The unheard voice I was interested in, though, was the poor person who'd been allocated the seat next to him. Interestingly, Smith's podcast about the affair (an interminable, self-regarding ramble that could lose a bit of weight itself) did record her one contribution. "Are you squished?" he'd asked the woman next to him after he was asked to get off the plane. "It's only an hour flight," she replied. In other words: "Yes, actually ... but I'm too polite to say it to your face."

Quite often, in these circumstances, there's a thinnie without a voice, too – mutely surrendering any hope that they'll be able to let air get at their armpits for the duration of the flight. Perhaps they should weigh passenger and baggage as a job lot and charge by the kilogram – to cover the costs of a couple of rows of wide-load seating somewhere around the balance point.

And now for my theory about Francis Bacon

The problem: you are an academic at a minor university whose public profile is not quite what you'd want. The solution: come up with an outlandish theory about a dead celebrity. You may remember that the method was effectively deployed a while ago when two German academics surmised – on next to no evidence at all – that Gaugin had sliced off Van Gogh's ear in a street brawl, the crime subsequently being covered up with the story of self-mutilation. But that scholarly bit of grand guignol has been put in the shade by the suggestion, from an academic at the University of Erlangen, that Descartes was murdered by a Catholic priest to prevent him from infecting Queen Christina of Sweden with unsound theological ideas.

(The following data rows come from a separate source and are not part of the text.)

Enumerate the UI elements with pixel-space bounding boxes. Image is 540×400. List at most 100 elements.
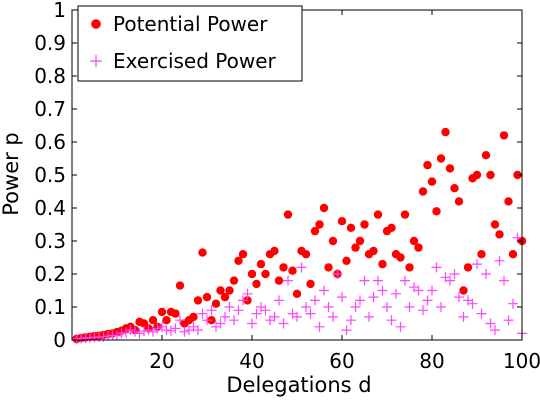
legend-plus-mark	[90, 55, 102, 67]
y-tick-label: 0.9	[34, 31, 66, 55]
data-point-potential-power	[423, 160, 432, 170]
data-point-exercised-power	[247, 318, 257, 329]
data-point-exercised-power	[368, 292, 379, 303]
data-point-exercised-power	[481, 269, 491, 279]
x-tick-label: 40	[239, 349, 264, 373]
data-point-exercised-power	[350, 302, 361, 312]
data-point-exercised-power	[341, 325, 352, 336]
data-point-exercised-power	[427, 285, 437, 296]
data-point-potential-power	[157, 307, 167, 317]
data-point-exercised-power	[152, 323, 163, 334]
data-point-potential-power	[148, 316, 158, 325]
data-point-exercised-power	[332, 269, 343, 279]
data-point-exercised-power	[116, 328, 127, 339]
data-point-potential-power	[175, 281, 185, 290]
data-point-potential-power	[445, 164, 455, 173]
data-point-potential-power	[477, 250, 486, 259]
data-point-exercised-power	[242, 288, 253, 299]
data-point-exercised-power	[233, 305, 244, 316]
data-point-exercised-power	[490, 325, 500, 336]
data-point-exercised-power	[418, 305, 428, 316]
data-point-exercised-power	[494, 255, 505, 266]
data-point-potential-power	[301, 250, 311, 259]
x-tick-label: 60	[329, 349, 354, 373]
data-point-potential-power	[324, 263, 333, 272]
data-point-potential-power	[373, 210, 383, 219]
x-tick-label: 20	[149, 349, 174, 373]
data-point-exercised-power	[202, 315, 212, 326]
legend-label-exercised-power: Exercised Power	[113, 49, 277, 73]
data-point-exercised-power	[314, 321, 325, 332]
data-point-potential-power	[495, 230, 504, 239]
data-point-potential-power	[211, 299, 221, 308]
data-point-potential-power	[193, 296, 203, 305]
data-point-potential-power	[432, 207, 441, 216]
data-point-exercised-power	[175, 315, 185, 326]
data-point-exercised-power	[404, 302, 415, 312]
data-point-potential-power	[292, 289, 302, 298]
data-point-potential-power	[436, 154, 446, 163]
data-point-exercised-power	[215, 318, 226, 329]
data-point-potential-power	[351, 243, 360, 252]
data-point-potential-power	[225, 286, 234, 295]
data-point-potential-power	[472, 170, 482, 180]
data-point-potential-power	[252, 279, 261, 289]
data-point-potential-power	[414, 243, 423, 252]
data-point-exercised-power	[193, 325, 203, 336]
data-point-potential-power	[387, 223, 396, 232]
x-tick-label: 80	[419, 349, 444, 373]
data-point-potential-power	[283, 210, 293, 219]
y-tick-label: 0.3	[34, 229, 66, 253]
data-point-exercised-power	[301, 302, 311, 312]
data-point-exercised-power	[292, 311, 302, 322]
data-point-potential-power	[247, 269, 257, 279]
data-point-exercised-power	[179, 326, 190, 337]
data-point-potential-power	[427, 177, 437, 186]
data-point-potential-power	[315, 220, 324, 229]
data-point-potential-power	[198, 248, 207, 257]
data-point-exercised-power	[445, 275, 455, 286]
y-tick-label: 0.1	[34, 295, 66, 319]
x-tick-label: 100	[503, 349, 540, 373]
data-point-exercised-power	[139, 326, 149, 337]
data-point-potential-power	[441, 127, 450, 137]
data-point-exercised-power	[121, 327, 131, 338]
data-point-potential-power	[355, 236, 365, 246]
data-point-exercised-power	[328, 311, 338, 322]
data-point-potential-power	[463, 263, 473, 272]
data-point-potential-power	[162, 316, 171, 325]
data-point-exercised-power	[485, 318, 496, 329]
data-point-exercised-power	[229, 315, 239, 326]
data-point-exercised-power	[269, 311, 280, 322]
data-point-exercised-power	[130, 326, 140, 337]
data-point-potential-power	[481, 151, 491, 160]
data-point-exercised-power	[386, 315, 397, 326]
legend: Potential Power Exercised Power	[77, 5, 303, 82]
data-point-exercised-power	[499, 275, 509, 286]
y-tick-label: 0	[53, 328, 66, 352]
data-point-exercised-power	[364, 311, 374, 322]
data-point-exercised-power	[310, 295, 320, 306]
data-point-potential-power	[202, 292, 212, 302]
data-point-exercised-power	[274, 295, 284, 306]
data-point-potential-power	[486, 170, 495, 180]
data-point-potential-power	[270, 246, 279, 256]
data-point-exercised-power	[449, 269, 460, 279]
legend-marker-exercised-power	[90, 55, 102, 67]
data-point-potential-power	[306, 279, 315, 289]
y-tick-label: 0.5	[34, 163, 66, 187]
data-point-exercised-power	[377, 285, 388, 296]
data-point-potential-power	[319, 203, 329, 213]
data-point-potential-power	[405, 263, 414, 272]
data-point-potential-power	[499, 131, 509, 140]
data-point-potential-power	[220, 292, 230, 302]
data-point-potential-power	[459, 286, 468, 295]
data-point-potential-power	[261, 269, 270, 279]
data-point-exercised-power	[305, 308, 316, 319]
data-point-exercised-power	[161, 325, 172, 336]
data-point-exercised-power	[337, 292, 347, 303]
data-point-potential-power	[378, 259, 387, 269]
data-point-exercised-power	[503, 315, 514, 326]
data-point-potential-power	[274, 276, 284, 285]
x-tick-labels: 20 40 60 80 100	[149, 349, 540, 373]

"It is very likely that he saw in Descartes an obstacle to the Queen's conversion to the Catholic faith," Theodore Ebert says. What's a tiny bit less likely – I venture to suggest – is that this defender of the faith should decide to do Descartes in by means of an arsenic-poisoned communion wafer, a method that doesn't seem to sit well with a reverent defence of the dogma of transubstantiation. Again, the evidence advanced is so flimsy that you couldn't even dignify it with the word "circumstantial" – but it's a great story and will no doubt provide a lot of media citations for the CV.

I offer as still available to the publicity-hungry academic the true story of Francis Bacon's death – which had nothing to do with experiments with frozen chickens and everything to do with the need to cover up a gay affair with King James I. Not a jot of proof for this theory, of course, but that shouldn't limit the headlines.